TV-Tipp: Die Miniserie »Das Verschwinden«
Eigentlich will sie ihr eine Freude machen. Mit einer Torte kommt Michelle Grabowski (Julia Jentsch) am Geburtstag ihrer Tochter ins Büro der Baufirma, wo Janine (Elisa Schlott) arbeiten soll. Doch sie ist nicht an ihrem Platz, schon seit Tagen nicht. Ein erster Hinweis darauf, dass es vieles gibt, das die alleinerziehende Mutter nicht von ihrer Tochter weiß. Michelle besucht Janine in ihrer Wohnung und will mit ihr sprechen. Aber da sind gerade Manu und Laura zu Besuch, Freundinnen seit Kindesbeinen. Am Abend, in der Disco, stellt Michelle, die als mobile Krankenpflegerin arbeitet, ihre Tochter zur Rede, sagt, dass man sich's im Leben nicht immer aussuchen kann. Was Eltern halt so sagen.

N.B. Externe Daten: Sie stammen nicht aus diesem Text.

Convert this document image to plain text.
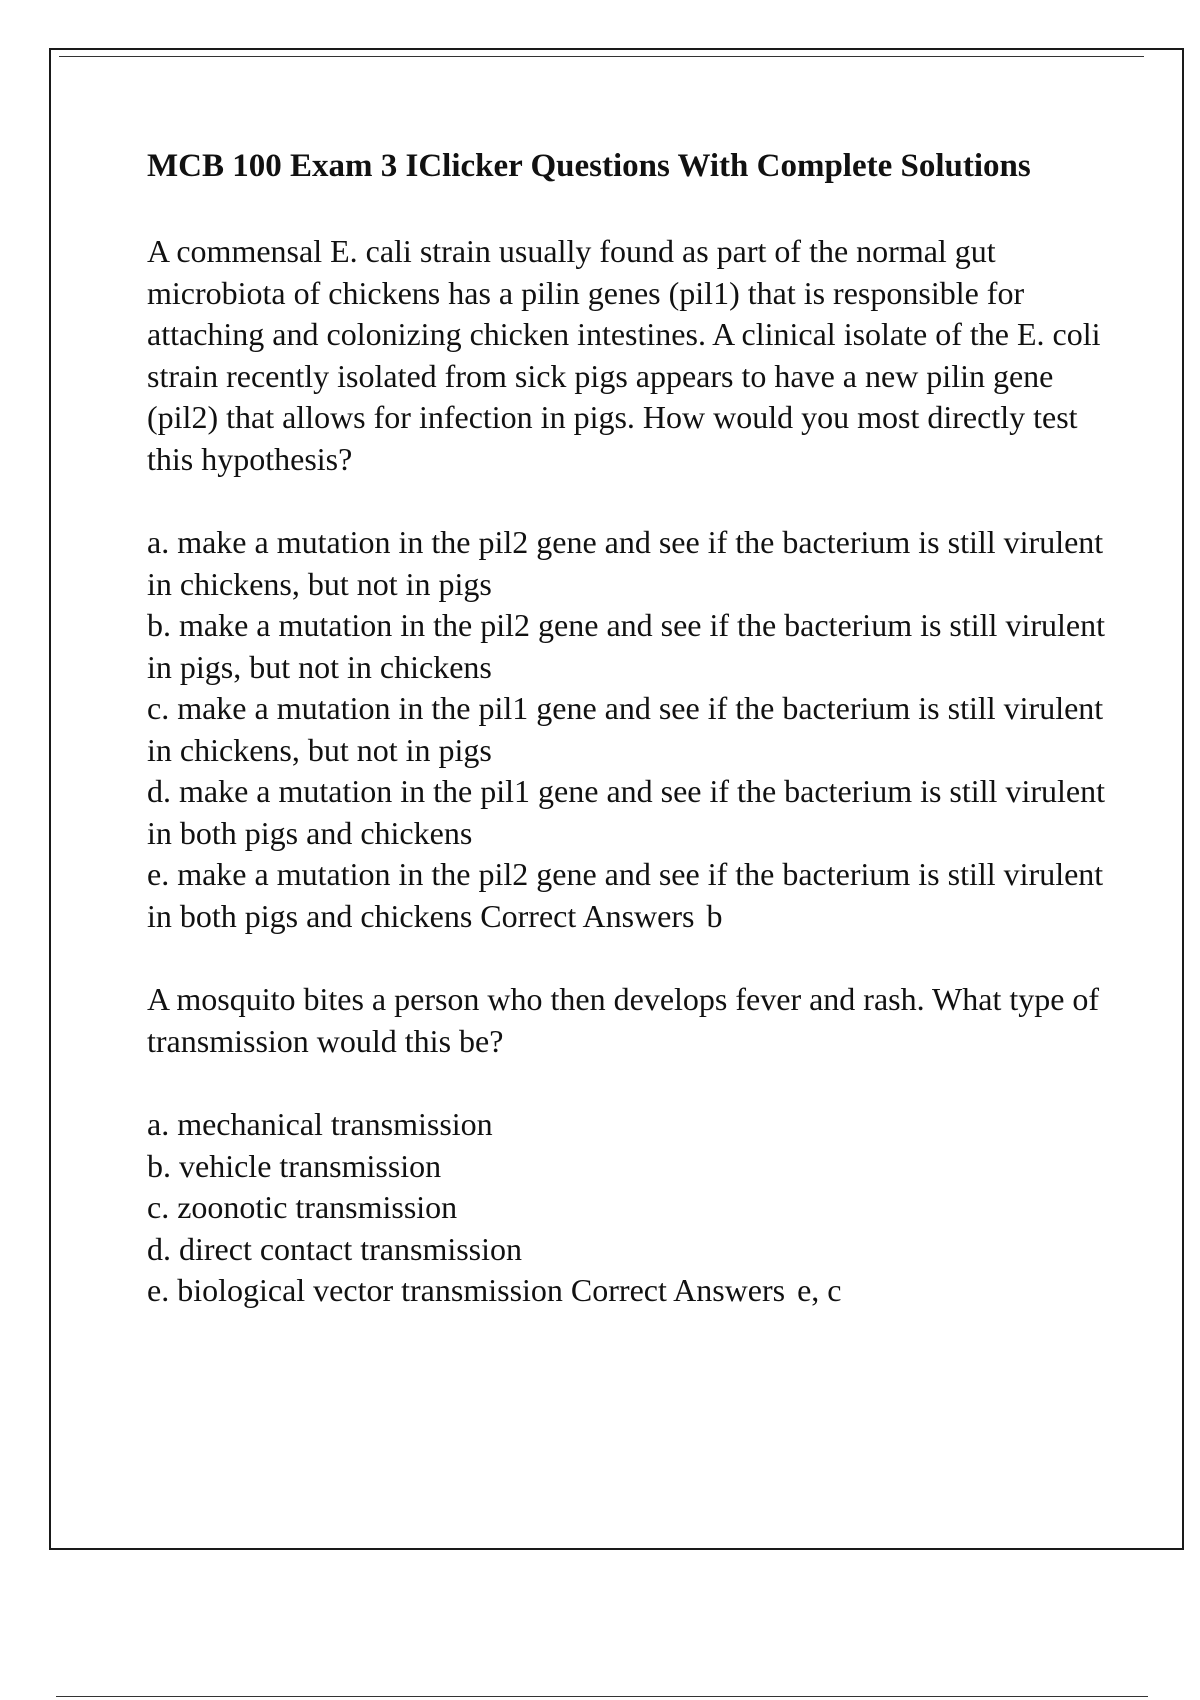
MCB 100 Exam 3 IClicker Questions With Complete Solutions

A commensal E. cali strain usually found as part of the normal gut microbiota of chickens has a pilin genes (pil1) that is responsible for attaching and colonizing chicken intestines. A clinical isolate of the E. coli strain recently isolated from sick pigs appears to have a new pilin gene (pil2) that allows for infection in pigs. How would you most directly test this hypothesis?

a. make a mutation in the pil2 gene and see if the bacterium is still virulent in chickens, but not in pigs
b. make a mutation in the pil2 gene and see if the bacterium is still virulent in pigs, but not in chickens
c. make a mutation in the pil1 gene and see if the bacterium is still virulent in chickens, but not in pigs
d. make a mutation in the pil1 gene and see if the bacterium is still virulent in both pigs and chickens
e. make a mutation in the pil2 gene and see if the bacterium is still virulent in both pigs and chickens Correct Answers b

A mosquito bites a person who then develops fever and rash. What type of transmission would this be?

a. mechanical transmission
b. vehicle transmission
c. zoonotic transmission
d. direct contact transmission
e. biological vector transmission Correct Answers e, c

Am nächsten Morgen ist Janine verschwunden, man findet ihr Auto nahe der tschechisch-bayrischen Grenze, die Tür steht offen, als wäre sie geflüchtet. Und weil die Polizei den Fall herunterspielt, macht sich Michelle selbst auf die Suche. Acht Tage wird diese dauern, 360 Fernsehminuten lang. Sechs Stunden, in denen Regisseur Hans-Christian Schmid auf behutsame Weise eine Kleinstadt seziert, unter deren Oberfläche es vielleicht nicht brodelt, aber doch Geheimnisse wabern. Die meisterhaft in Szene gesetzte Miniserie »Das Verschwinden«, uraufgeführt beim Filmfest München, ist eine der Sternstunden des öffentlich-rechtlichen Fernsehens in diesem Jahr.
Viele der (Kino-)Filme von Schmid kreisen um das Thema Familie, schon sein erster Film »Nach fünf im Urwald« (1995) handelte von einer jugendlichen Ausreißerin, sein letzter »Was bleibt« (2011) war ein leises Familiendrama, das den Blick hinter die Fassade wagte. Auch dieser Film endete mit einem Verschwinden. In seiner Fernsehserie ist für Schmid der Krimiplot ebenfalls nur ein Aufhänger. Vordergründig geht es um die Drogenströme, um das Crystal Meth, das im nahen Tschechien gekocht wird und über die durchlässige Grenze herüberkommt. Immer wieder schneidet Schmid Ansichten des – fiktiven – Ortes Forstenau in der Oberpfalz ein: lieblich in einem Tal gelegen, doch die tiefhängenden Nebelwolken verkünden auch Unheil.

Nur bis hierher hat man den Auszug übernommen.